Upaya Indonesia dalam menghadapi ASEAN open sky adalah dengan pemenuhan standarisasi dalam
pelaksanaan ASEAN open sky dengan melakukan perbaikan dalam hal regulasi, pembangunan infrastruktur,
peningkatan kualitas penerbangan, dan bahkan peningkatan kualitas sumber daya manusia. Hal tersebut
bertujuan agar Indonesia selaku negara ASEAN, siap dalam menghadapi kebijakan tersebut dan tentunya
Indonesia tidak dirugikan dalam penerapan kebijakan tersebut.
ASEAN open sky jika dilihat dari jumlah pasar yang bertambah tentunya hal tersebut menguntungkan,
tetapi di kawasan Asia Tenggara Indonesia mempunyai pasar yang jauh lebih besar dibandingkan negara-
negara ASEAN lainnya. Hal tersebut dibuktikan dengan jumlah bandara di Indonesia yang mencapai 26
bandara sedangkan negara ASEAN lainnya seperti Malaysia, Singapura dan Brunei berturut-turut jika
dijumlahkan bandara negara-negara tersebut tidak sampai 26 bandara. Tentu hal ini menjadi tantangan bagi
Indonesia untuk melakukan perlindungan serta persiapan yang matang dalam menghadapi kebijakan tersebut
agar Indonesia tidak kalah bersaing dalam pelaksanaan liberalisasi tersebut.
Persiapan Indonesia sendiri untuk pemenuhan standarisasi ASEAN Open Sky dimulai dari regulasi
seperti Undang-Undang tahun 2009 tentang Penerbangan, serta Peraturan Menteri Perhubungan dalam
mempersiapkan diri untuk pelaksanaan Open Sky secara tegas memang telah disebutkan.

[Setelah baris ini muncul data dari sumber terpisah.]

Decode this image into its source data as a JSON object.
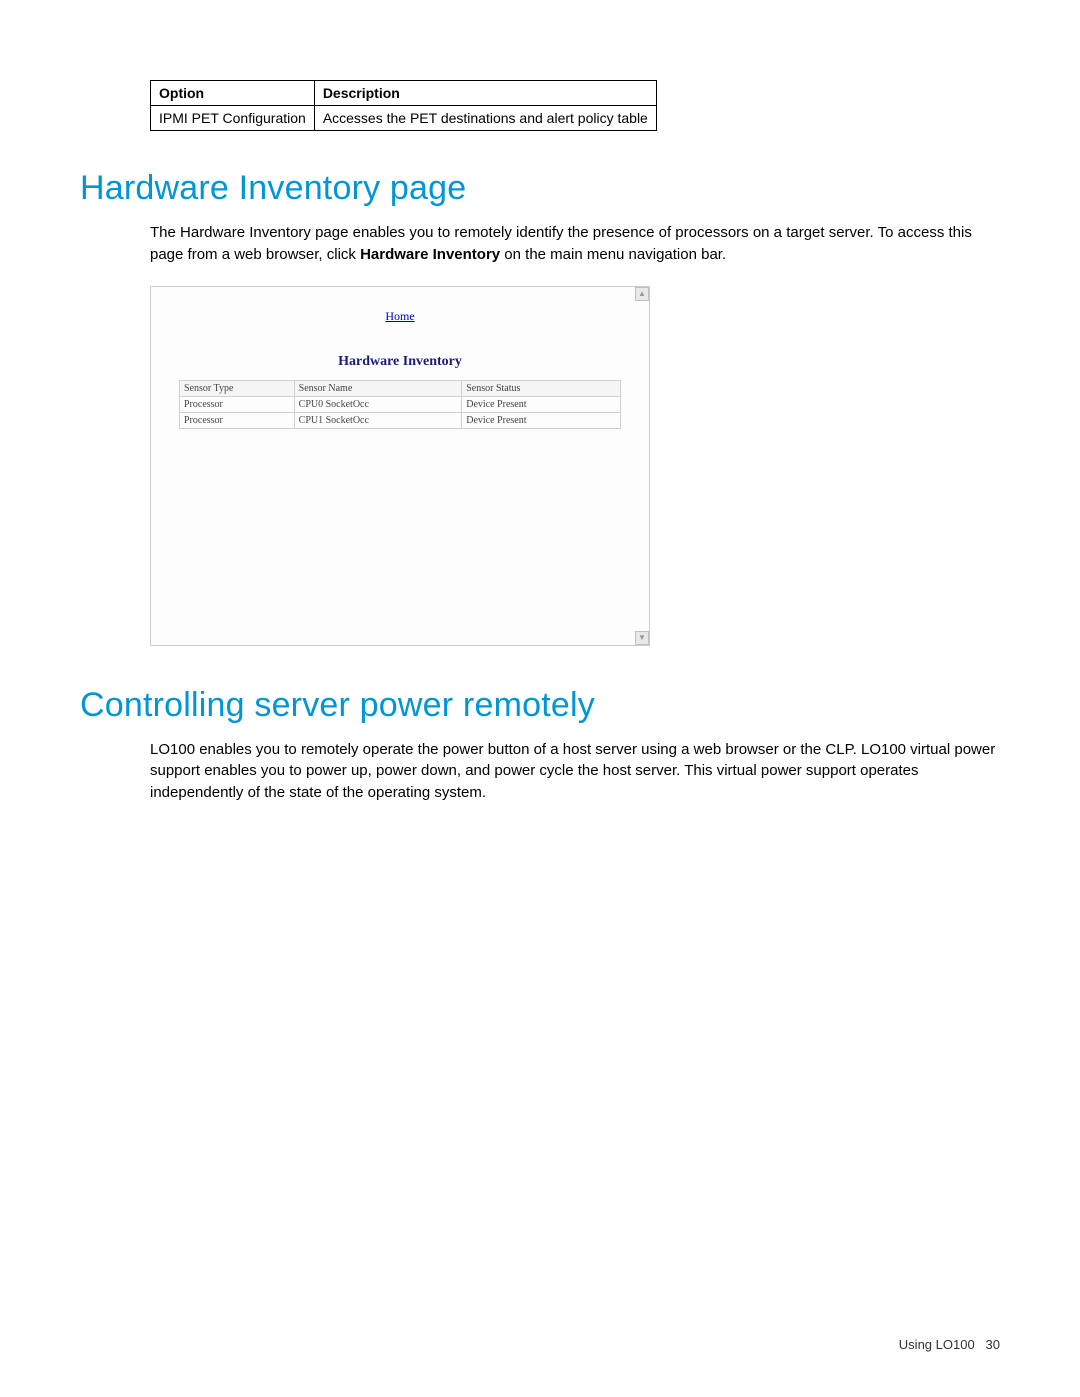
{
  "optionTable": {
    "headers": {
      "col1": "Option",
      "col2": "Description"
    },
    "row": {
      "col1": "IPMI PET Configuration",
      "col2": "Accesses the PET destinations and alert policy table"
    }
  },
  "section1": {
    "heading": "Hardware Inventory page",
    "body_pre": "The Hardware Inventory page enables you to remotely identify the presence of processors on a target server. To access this page from a web browser, click ",
    "body_bold": "Hardware Inventory",
    "body_post": " on the main menu navigation bar."
  },
  "screenshot": {
    "home": "Home",
    "title": "Hardware Inventory",
    "headers": {
      "c1": "Sensor Type",
      "c2": "Sensor Name",
      "c3": "Sensor Status"
    },
    "rows": [
      {
        "c1": "Processor",
        "c2": "CPU0 SocketOcc",
        "c3": "Device Present"
      },
      {
        "c1": "Processor",
        "c2": "CPU1 SocketOcc",
        "c3": "Device Present"
      }
    ]
  },
  "section2": {
    "heading": "Controlling server power remotely",
    "body": "LO100 enables you to remotely operate the power button of a host server using a web browser or the CLP. LO100 virtual power support enables you to power up, power down, and power cycle the host server. This virtual power support operates independently of the state of the operating system."
  },
  "footer": {
    "label": "Using LO100",
    "page": "30"
  }
}
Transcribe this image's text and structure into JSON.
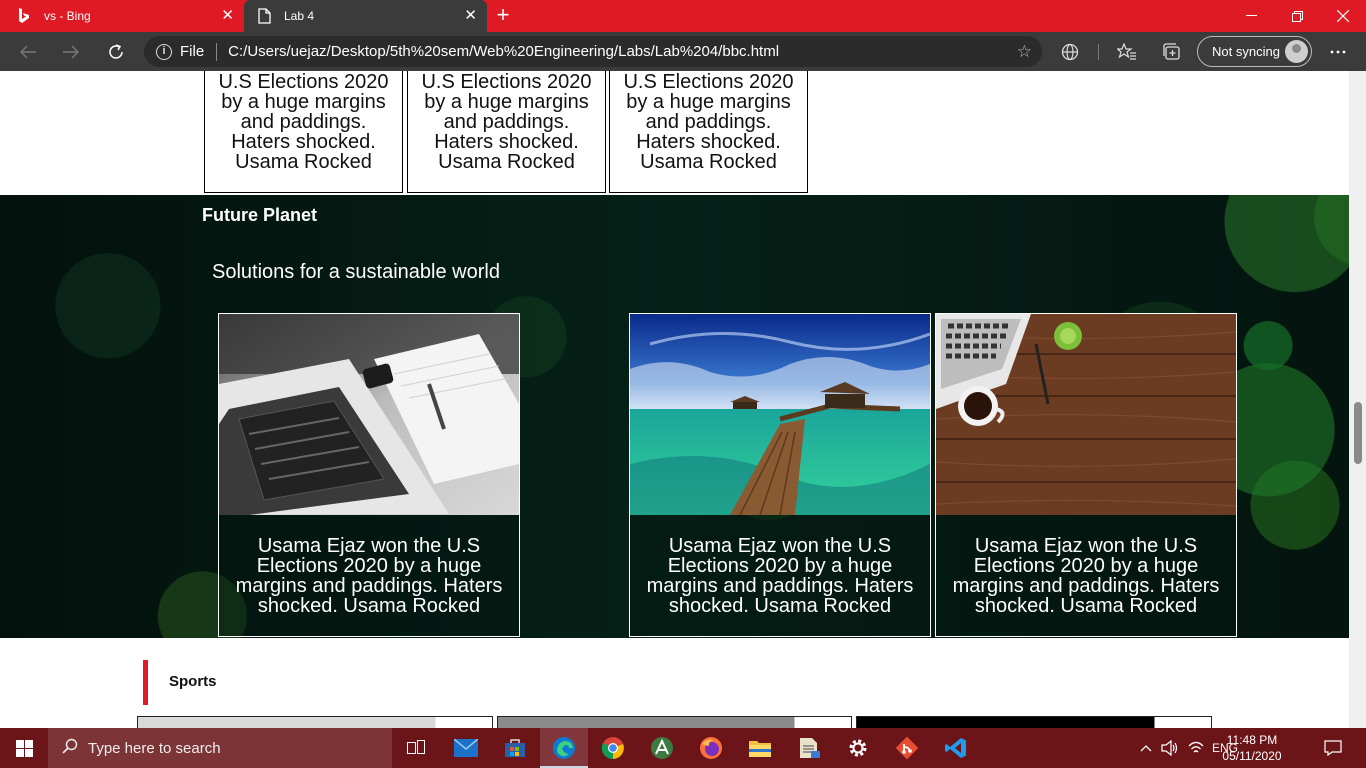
{
  "browser": {
    "tabs": [
      {
        "title": "vs - Bing",
        "active": false
      },
      {
        "title": "Lab 4",
        "active": true
      }
    ],
    "address": {
      "scheme": "File",
      "url": "C:/Users/uejaz/Desktop/5th%20sem/Web%20Engineering/Labs/Lab%204/bbc.html"
    },
    "sync_label": "Not syncing"
  },
  "page": {
    "top_cards": [
      {
        "text": "U.S Elections 2020 by a huge margins and paddings. Haters shocked. Usama Rocked"
      },
      {
        "text": "U.S Elections 2020 by a huge margins and paddings. Haters shocked. Usama Rocked"
      },
      {
        "text": "U.S Elections 2020 by a huge margins and paddings. Haters shocked. Usama Rocked"
      }
    ],
    "future_planet": {
      "title": "Future Planet",
      "subtitle": "Solutions for a sustainable world",
      "cards": [
        {
          "image": "laptop-notebook-image",
          "caption": "Usama Ejaz won the U.S Elections 2020 by a huge margins and paddings. Haters shocked. Usama Rocked"
        },
        {
          "image": "tropical-pier-image",
          "caption": "Usama Ejaz won the U.S Elections 2020 by a huge margins and paddings. Haters shocked. Usama Rocked"
        },
        {
          "image": "desk-coffee-image",
          "caption": "Usama Ejaz won the U.S Elections 2020 by a huge margins and paddings. Haters shocked. Usama Rocked"
        }
      ]
    },
    "sports": {
      "title": "Sports"
    }
  },
  "taskbar": {
    "search_placeholder": "Type here to search",
    "apps": [
      "task-view-icon",
      "mail-icon",
      "store-icon",
      "edge-icon",
      "chrome-icon",
      "android-studio-icon",
      "firefox-icon",
      "file-explorer-icon",
      "file-manager-icon",
      "settings-icon",
      "git-icon",
      "vscode-icon"
    ],
    "language": "ENG",
    "time": "11:48 PM",
    "date": "05/11/2020"
  },
  "colors": {
    "tab_strip": "#e01a24",
    "toolbar": "#3b3b3b",
    "taskbar": "#6b1519",
    "future_bg": "#052118",
    "sports_accent": "#e01a24"
  }
}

Selain itu juga, Perbaikan kualitas perusahaan-perusahaan penerbangan, tidak hanya kuantitas pesawat,
misalnya dengan perbaikan kualitas pelayanan, ketepatan waktu penerbangan, dan harga pemanfaatan fasilitas
penerbangan yang tidak memberatkan masyarakat, tetapi juga tidak merugikan perusahaan penerbangan
nasional. Pembangunan bandara-bandara baru yang berstandar internasional dan memperbaiki bandarabandara
yang sudah ada dengan meningkatkan kualitasnya pelayanannya, peningkatan keamanan, dalam hal ini dalam
bidang keamanan juga harus ditingkatkan.
Di setiap bandara, baik pihak imigrasi maupun pemeriksaan penumpang dan kargo, harus semakin
diperketat, perbaikan kualitas sumber daya manusia Indonesia, serta peningkatan kualitas fasilitas lain yang
berhubungan dengan penerbangan. Peningkatan kualitas fasilitas lain misalnya akomodasi. Penerapan asas
cabotage juga masih diperlukan apabila Indonesia masih merasa perlu melindungi perusahaan penerbangan
nasionalnya sampai nanti perusahaan-perusahaan penerbangan nasionalnya siap untuk menghadapi perusahaan
penerbangan asing. Pemenuhan standarasasi tersebut bertujuan untuk meningkatkan kualiatas Indonesia di
bidang penerbangan agar tidak kalah bersaing dengan negara-negara ASEAN lainnya.
Hal tersebut dibuktikan dengan usaha Indonesia dalam mengikuti ketentuan ICAO selaku organisasi
internasional yang mengatur standarisasi maupun lisensi dalam dunia penerbangan yang diwujudkan dalam
peraturan menteri perhubungan KM 8 tahun 2010 yakni dengan program keselamatan penerbangan nasional
serta Undang-Undang tahun 2009 tentang penerbangan. Selain itu juga pemenuhan standar profesi jasa
penunjang penerbangan dalam rangka menuju MRA (Mutual Recognation Agreement).